Plotting Economic indicators on City Open Data

Plotting Economic indicators on City Open Data

In my previous post I discussed the steps I took to deploy my IPython notebook to IBM bluemix allowing users to access the tool through a browser without the need to install anything on their computers.

The next step was to modify the solution to allow for

  • Plotting the TSX exchange year closing values against any business license graphs.
  • Adding a second postal code field to allow comparing two postal code licenses numbers in one graph
  • Enhanced ‘Save’ button to save the graph so you can download it to your computer and use in presentations, documents, etc.
Enhanced output of comparing  two postal codes “Eating Establishments” licenses with the TSX yearly closing plotted in black.

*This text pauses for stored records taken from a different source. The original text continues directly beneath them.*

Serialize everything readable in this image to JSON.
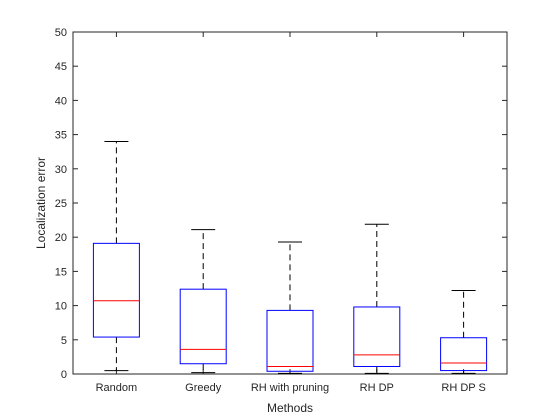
{
  "chart_data": {
    "type": "boxplot",
    "xlabel": "Methods",
    "ylabel": "Localization error",
    "ylim": [
      0,
      50
    ],
    "yticks": [
      0,
      5,
      10,
      15,
      20,
      25,
      30,
      35,
      40,
      45,
      50
    ],
    "grid": false,
    "categories": [
      "Random",
      "Greedy",
      "RH with pruning",
      "RH DP",
      "RH DP S"
    ],
    "boxes": [
      {
        "min": 0.5,
        "q1": 5.4,
        "median": 10.7,
        "q3": 19.1,
        "max": 34.0
      },
      {
        "min": 0.2,
        "q1": 1.5,
        "median": 3.6,
        "q3": 12.4,
        "max": 21.1
      },
      {
        "min": 0.1,
        "q1": 0.4,
        "median": 1.1,
        "q3": 9.3,
        "max": 19.3
      },
      {
        "min": 0.1,
        "q1": 1.1,
        "median": 2.8,
        "q3": 9.8,
        "max": 21.9
      },
      {
        "min": 0.1,
        "q1": 0.5,
        "median": 1.6,
        "q3": 5.3,
        "max": 12.2
      }
    ],
    "colors": {
      "box": "#0000ff",
      "median": "#ff0000",
      "whisker": "#000000",
      "axis": "#262626"
    }
  }
}
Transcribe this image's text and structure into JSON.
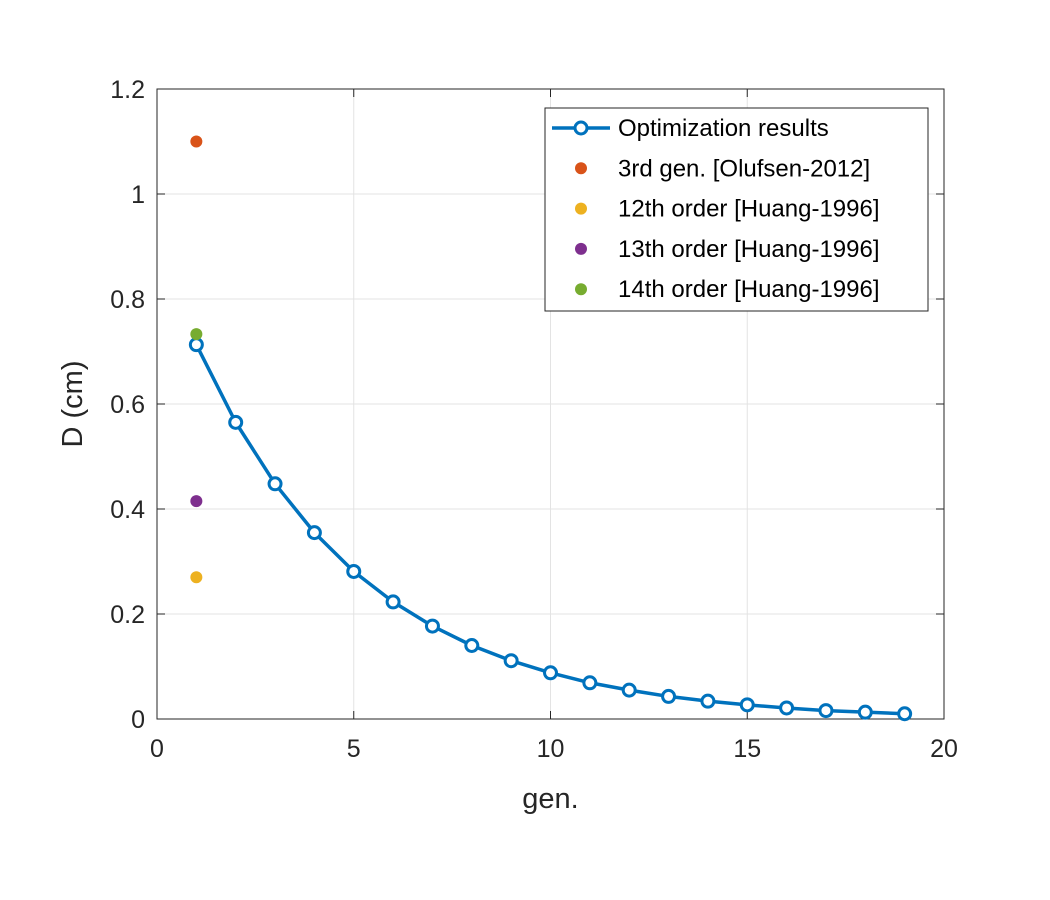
{
  "chart_data": {
    "type": "line",
    "xlabel": "gen.",
    "ylabel": "D (cm)",
    "xlim": [
      0,
      20
    ],
    "ylim": [
      0,
      1.2
    ],
    "x_ticks": [
      "0",
      "5",
      "10",
      "15",
      "20"
    ],
    "y_ticks": [
      "0",
      "0.2",
      "0.4",
      "0.6",
      "0.8",
      "1",
      "1.2"
    ],
    "grid": true,
    "legend_position": "top-right",
    "series": [
      {
        "name": "Optimization results",
        "style": "line-with-circles",
        "color": "#0072BD",
        "x": [
          1,
          2,
          3,
          4,
          5,
          6,
          7,
          8,
          9,
          10,
          11,
          12,
          13,
          14,
          15,
          16,
          17,
          18,
          19
        ],
        "y": [
          0.713,
          0.565,
          0.448,
          0.355,
          0.281,
          0.223,
          0.177,
          0.14,
          0.111,
          0.088,
          0.069,
          0.055,
          0.043,
          0.034,
          0.027,
          0.021,
          0.016,
          0.013,
          0.01
        ]
      },
      {
        "name": "3rd gen. [Olufsen-2012]",
        "style": "dot",
        "color": "#D95319",
        "x": [
          1
        ],
        "y": [
          1.1
        ]
      },
      {
        "name": "12th order [Huang-1996]",
        "style": "dot",
        "color": "#EDB120",
        "x": [
          1
        ],
        "y": [
          0.27
        ]
      },
      {
        "name": "13th order [Huang-1996]",
        "style": "dot",
        "color": "#7E2F8E",
        "x": [
          1
        ],
        "y": [
          0.415
        ]
      },
      {
        "name": "14th order [Huang-1996]",
        "style": "dot",
        "color": "#77AC30",
        "x": [
          1
        ],
        "y": [
          0.733
        ]
      }
    ]
  }
}
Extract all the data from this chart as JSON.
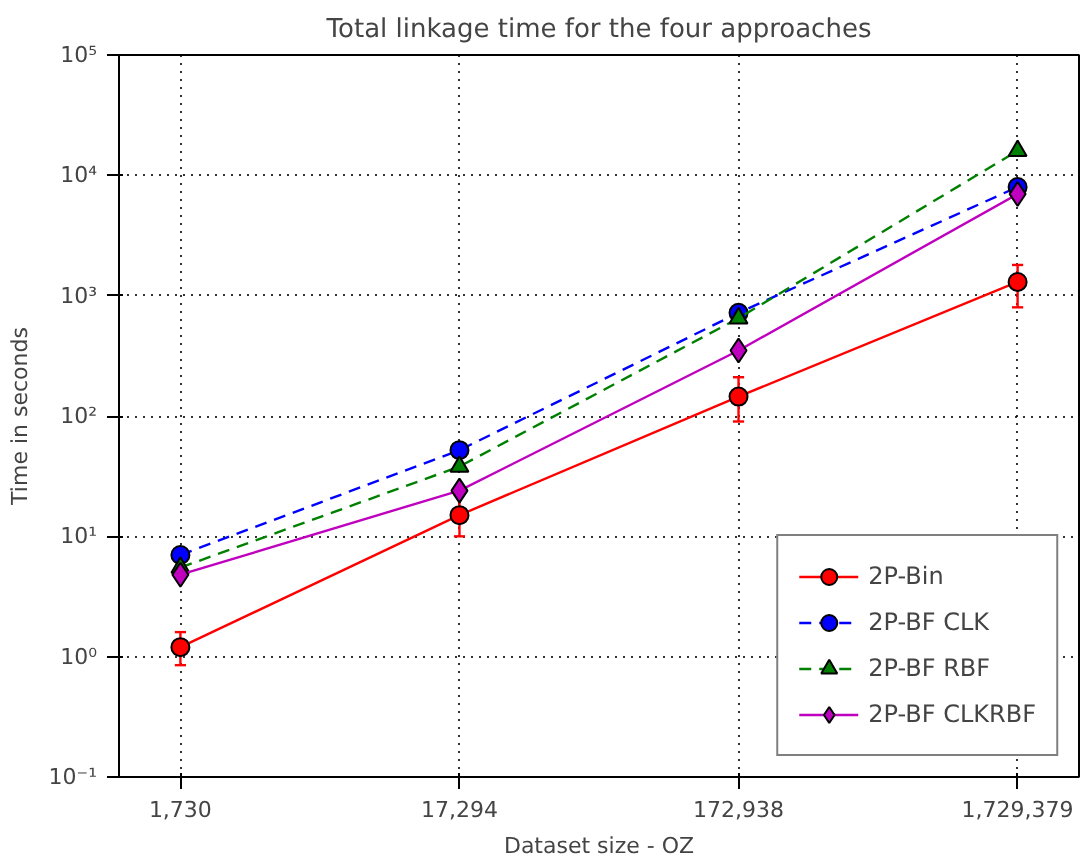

Simple graphs like the above allows us to make some quick conclusions

  • M5V (downtown) postal code licenses is very much related to the TSX movements.
  • This correlation has weakened somehow since the great recession of 2008 (business shock ?!).
  • M4K (Danforth) postal code licenses seem to be steady in its issuance/cancellation rate indicating the area is resilient to economic shocks.
  • Both areas (as most other businesses) faced a high rate of cancellation in 2005 (Maybe an effect of change of regulations ?!).

Using the tool


  • Give it a few seconds to finish opening, then select ‘cell’ -> ‘run all’
  • step3
  • Use the tool to select
    • The Category you want to study
    • Optionally specify 3 Letter postal code for an area
    • Optionally specify a second postal code to compare
    • Select which data you want (Issued/Canceled/total).
  • You can now click the ‘save as png’ to save the data plot
  • estep2
  • Once you do that you can go back to the ‘home’ tree view
  • You will now see the file saved as Category_Postal_startyear_endyear.png as below
  • estep3
  • You can download and save that file for your own use.


Adding external data like TSX closing numbers, GDP data, Interest Rates, Inflation index to existing Open Data available from the government could paint a more complete picture of our analysis, showing the effect of the over all economy on both Business and Social changes in the city.